Es handelt sich hier zum einen um die Geschwindigkeitsbegrenzung auf 30 km/h (dies betrifft die Bergisch Gladbacher Straße auf kompletter Länge) und den Einsatz von lärmoptimierten Belägen. Die Reduzierung der zulässigen Höchstgeschwindigkeit von 50 auf 30 km/h einerseits und der Einsatz lärmoptimierten Belags andererseits erfüllen – jeweils für sich betrachtet – die Mindestanforderung der Richtlinien für straßenverkehrsrechtliche Maßnahmen zum Schutz der Bevölkerung vor Lärm, da beide Maßnahmen für sich allein betrachtet eine wahrnehmbare Minderung um 3 Dezibel zur Folge haben.

Die Verwaltung beabsichtigt, in einem ersten Schritt die Geschwindigkeitsbegrenzung einzuführen. Hierzu sind die Signalanlagen entsprechend umzuprogrammieren und zum Teil zu erneuern. In einem zweiten Schritt soll im Rahmen der Straßenunterhaltung lärmoptimierter Asphalt eingebaut werden. Im Rahmen des städtischen Erhaltungsprogramms werden Vorschläge für die konkrete Umsetzung gemacht werden. Da beide Vorhaben auch Einfluss auf die Luftschadstoffsituation in der Bergisch Gladbacher Straße haben wird, beabsichtigt die Verwaltung, auch gutachterlich untersuchen zu lassen, wie sich diese Veränderungen auf die Luftschadstoffsituation auswirken. In der Folge soll auch beurteilt werden, ob und wenn ja, wie eine umweltsensitive Signalsteuerung auch vor dem genannten Hintergrund aussehen könnte.

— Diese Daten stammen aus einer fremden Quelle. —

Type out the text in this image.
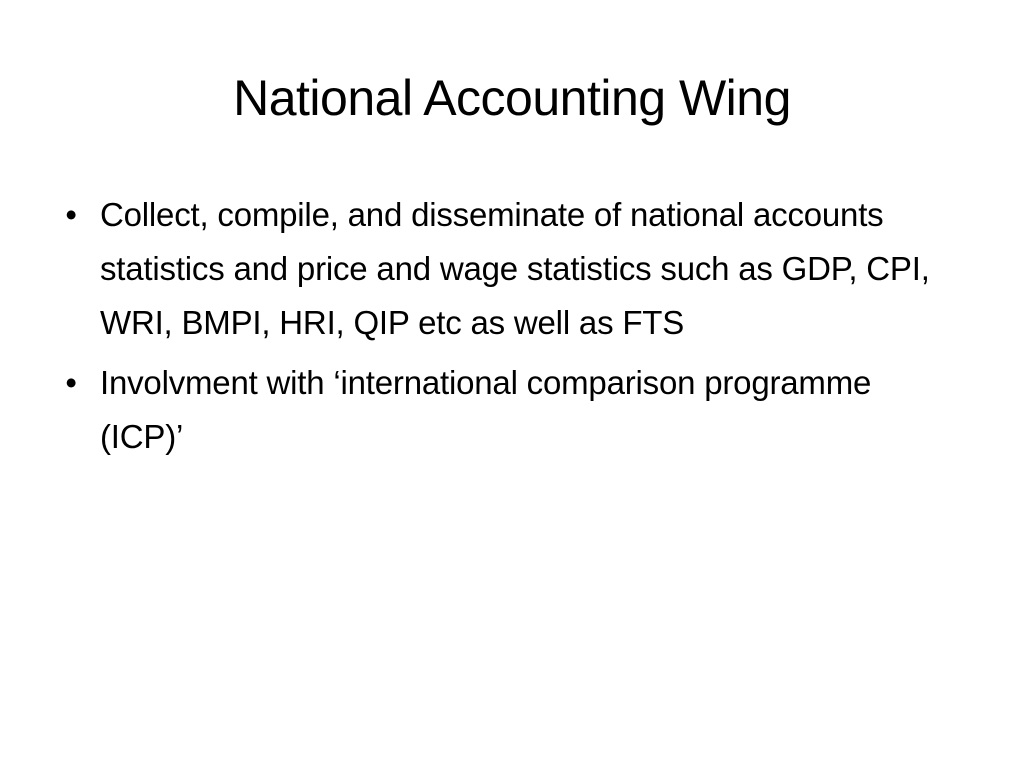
National Accounting Wing
• Collect, compile, and disseminate of national accounts statistics and price and wage statistics such as GDP, CPI, WRI, BMPI, HRI, QIP etc as well as FTS
• Involvment with ‘international comparison programme (ICP)’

  • der Ausbau der P&R-Kapazitäten an der KVB-Haltestelle Thielenbruch und am S-Bahnhof in Dellbrück,

Stellungnahme der Verwaltung

Ein kurzfristiger Ausbau von P&R-Kapazitäten ist aufgrund fehlender Finanzierungsmöglichkeiten nicht möglich, da das entsprechende Gesetz 2019 ausläuft und zurzeit eine Anschlussregelung offen ist. Hinzu kommt, dass bei den beiden Standorten in Köln-Dellbrück noch weitere Realisierungshemmnisse hinzukommen.

So liegt die P&R-Anlage Thielenbruch im Bereich eines Wohngebietes, wodurch ein Kapazitätsausbau zu zusätzlichen Verkehren im Wohngebiet führen würde, was weder erwünscht ist und zudem Konflikte mit dort ansässigen Anwohnern erwarten lässt. Darüber hinaus wäre eine Erhöhung der Kapazitäten ausschließlich durch eine Aufstockung der bestehenden Anlage möglich, die auch baurechtlich zunächst im Detail geprüft werden müsste.

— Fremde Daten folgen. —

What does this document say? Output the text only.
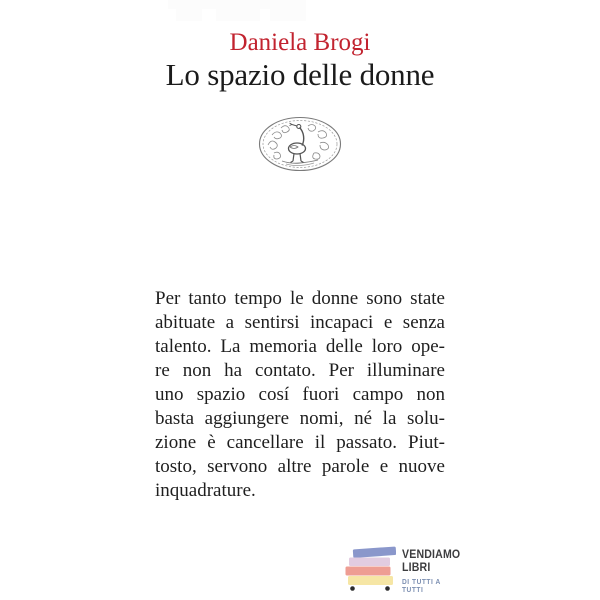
Daniela Brogi
Lo spazio delle donne
Per tanto tempo le donne sono state
abituate a sentirsi incapaci e senza
talento. La memoria delle loro ope-
re non ha contato. Per illuminare
uno spazio cosí fuori campo non
basta aggiungere nomi, né la solu-
zione è cancellare il passato. Piut-
tosto, servono altre parole e nuove
inquadrature.
VENDIAMO
LIBRI
DI TUTTI A TUTTI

Die vorhandene Anlage im Bereich des S-Bahnhofes Dellbrück befindet sich in der Tiefgarage eines Wohnhauses. Eine Erweiterung an dieser Stelle ist daher nicht möglich. Inwieweit andere Flächen für die Errichtung einer P&R-Anlage zur Verfügung stehen, würde eine entsprechende Untersuchung erfordern.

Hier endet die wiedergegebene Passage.